置換オプションについて
前回のレッスンでは、置換の基本を学びました。
このレッスンでは、オプション機能 を使った置換方法について学習していきましょう。
オプション機能を開く
[Ctrl] + [H] で置換ダイアログを開いたら、右下にある 「オプション」 ボタンをクリックしてください。
ダイアログが展開されて、いろいろな設定項目が現れます。

オプション項目
少し長くなりますが、この項目はすべて解説させていただきます。
検索場所:シート / ブック
置換する範囲を指定できます。
- シート :いま開いているシートだけが対象
- ブック :ファイル全体のすべてのシートが対象
複数シートをまとめて置換したいときは「ブック」を選べばそのとおり動作するのですが、フリーズのリスクがあるので 「シート」単位で操作されることをお勧めします。
検索方向:行 / 列
検索の進む方向を指定します。現在のマシンレベルであれば、どちらでも一瞬で検索を終えてしまうので、初期設定のまま何も変えなくて問題ありません。
検索対象:数式
「何を置換するか」を指定できます。
- 数式 :セルに入力されている数式や値を置換
たとえば、「=A1+100」という数式が入っているセルで、「100」を「200」に変えたいときに指定します。
ただし、検索対象は「数式」のみとなるので、ここも意識しなくて問題ありません。「検索」としてのオプションだったら、数式・値・メモ・コメントと種類を選べます。

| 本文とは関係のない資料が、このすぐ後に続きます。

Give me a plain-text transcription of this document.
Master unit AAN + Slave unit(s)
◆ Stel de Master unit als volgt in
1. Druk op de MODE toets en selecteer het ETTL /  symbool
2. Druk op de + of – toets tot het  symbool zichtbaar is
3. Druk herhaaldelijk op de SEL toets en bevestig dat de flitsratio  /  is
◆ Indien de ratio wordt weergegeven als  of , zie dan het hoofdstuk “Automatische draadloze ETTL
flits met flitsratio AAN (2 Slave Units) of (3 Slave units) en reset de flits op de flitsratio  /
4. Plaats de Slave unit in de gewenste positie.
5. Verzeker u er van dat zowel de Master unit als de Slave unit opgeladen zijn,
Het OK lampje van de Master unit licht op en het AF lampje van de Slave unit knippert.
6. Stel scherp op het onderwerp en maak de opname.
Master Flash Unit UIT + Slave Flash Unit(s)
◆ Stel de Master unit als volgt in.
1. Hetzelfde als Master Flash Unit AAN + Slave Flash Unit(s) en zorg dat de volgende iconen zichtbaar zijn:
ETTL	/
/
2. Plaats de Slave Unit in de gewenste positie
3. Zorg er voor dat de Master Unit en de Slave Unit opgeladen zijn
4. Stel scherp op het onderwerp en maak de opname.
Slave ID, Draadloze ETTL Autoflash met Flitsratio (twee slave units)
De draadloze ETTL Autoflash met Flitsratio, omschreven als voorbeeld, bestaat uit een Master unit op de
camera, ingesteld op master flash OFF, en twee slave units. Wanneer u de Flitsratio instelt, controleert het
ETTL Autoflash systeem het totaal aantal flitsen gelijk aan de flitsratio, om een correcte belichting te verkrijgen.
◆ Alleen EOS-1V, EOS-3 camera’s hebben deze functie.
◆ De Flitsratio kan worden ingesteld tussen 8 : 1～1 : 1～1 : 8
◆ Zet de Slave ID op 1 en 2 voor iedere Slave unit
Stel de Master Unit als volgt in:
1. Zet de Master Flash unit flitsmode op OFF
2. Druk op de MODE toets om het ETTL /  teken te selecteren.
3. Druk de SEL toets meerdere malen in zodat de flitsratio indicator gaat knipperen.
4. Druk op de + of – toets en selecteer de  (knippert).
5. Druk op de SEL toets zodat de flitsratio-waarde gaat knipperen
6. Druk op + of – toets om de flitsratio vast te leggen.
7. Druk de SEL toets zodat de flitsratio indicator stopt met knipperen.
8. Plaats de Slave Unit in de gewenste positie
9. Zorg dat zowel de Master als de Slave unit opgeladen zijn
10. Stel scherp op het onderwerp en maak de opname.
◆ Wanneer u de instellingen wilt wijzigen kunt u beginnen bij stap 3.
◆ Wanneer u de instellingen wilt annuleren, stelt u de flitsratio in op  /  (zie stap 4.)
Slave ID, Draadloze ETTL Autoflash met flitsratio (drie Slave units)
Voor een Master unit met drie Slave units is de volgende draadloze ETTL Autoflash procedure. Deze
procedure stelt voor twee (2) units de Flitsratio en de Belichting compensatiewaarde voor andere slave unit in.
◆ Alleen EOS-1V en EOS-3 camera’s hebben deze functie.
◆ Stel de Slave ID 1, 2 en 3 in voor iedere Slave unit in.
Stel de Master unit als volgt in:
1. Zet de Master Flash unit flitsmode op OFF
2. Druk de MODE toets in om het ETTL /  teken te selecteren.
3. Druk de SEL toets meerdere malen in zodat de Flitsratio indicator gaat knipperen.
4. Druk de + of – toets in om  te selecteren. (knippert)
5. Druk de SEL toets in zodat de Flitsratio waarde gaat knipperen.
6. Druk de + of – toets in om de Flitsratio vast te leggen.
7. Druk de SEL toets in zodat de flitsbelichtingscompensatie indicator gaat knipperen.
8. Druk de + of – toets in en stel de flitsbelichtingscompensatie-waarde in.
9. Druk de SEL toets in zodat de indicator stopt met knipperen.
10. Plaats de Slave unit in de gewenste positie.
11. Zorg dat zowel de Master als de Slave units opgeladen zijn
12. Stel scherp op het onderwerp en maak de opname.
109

※ 繰り返しになりますが、検索では利用頻度が薄いので説明は割愛しています
大文字と小文字を区別する
英数字の大文字小文字を区別するかを切り替えます。
- チェックを入れない(デフォルト):「ABC」と「abc」を同じものとして扱う
- チェックを入れる:「ABC」と「abc」を別物として扱う
たとえば、「ID」を「NO」に置き換えたいけど、「id」はそのままにしておきたい、なんてときは、このチェックを入れます。
セル内容が完全に同一であるものを検索する
たとえば、「東京」を「大阪」に置換したいとします。
チェックを入れないと、「東京都」も「東京駅」も、すべて「大阪都」「大阪駅」に置き換わります。これにチェックを入れると、セルの中身が完全に「東京」だけのセル に限定して置換できます。完全に一致したものだけを対象にする置換オプションです。
半角と全角を区別する
「ABC」(半角)と「ABC」(全角)を別物として扱うかどうか。全角・半角の切り替えがある日本語環境ではよく出くわすシーンですね。
このように、置換条件をこのオプション機能で調整することができるというわけです。
書式の置換
オプションを開いたとき、「書式」というボタンがあるのに気づかれましたか? これは、書式(色、フォント、罫線など)も置換対象にできる 機能です。
たとえば、「赤色の文字を青色にしたい」「太字を解除したい」というとき、文字を置換するのではなく、書式そのものを置換 できます。
前のレッスンで、全体置換の「すべて置換」は 意図しないセルまで置き換えてしまうケースがある ので注意が必要です、と申し上げました。
この書式置換の機能を使って、事前に変更するセルを確認 できます。

このキャプチャをご覧ください。
検索を「田中」、置換を「田中」と同じにして、書式に色を付けて置き換えると、どこが置き換わるかを事前に確認するテクニックです。
置き換えた後は、[Ctrl] + [Z] で1手順前に戻ればOK。注意すべきセルがわかっていれば、全体置換で変わってしまっても修正ができますからね。また、書式ボタンの▼を展開すれば、設定した黄色い塗りつぶしの書式設定は解除できます。
練習用のExcelファイルで試してみてください。MOS試験(一般レベル)では、この書式置換の操作、頻出の操作なんですけれどもね。
オプションを閉じる
オプションを閉じたいときは、もう一度 「オプション」 ボタンを押してください。展開されていた部分が、すっと畳まれます。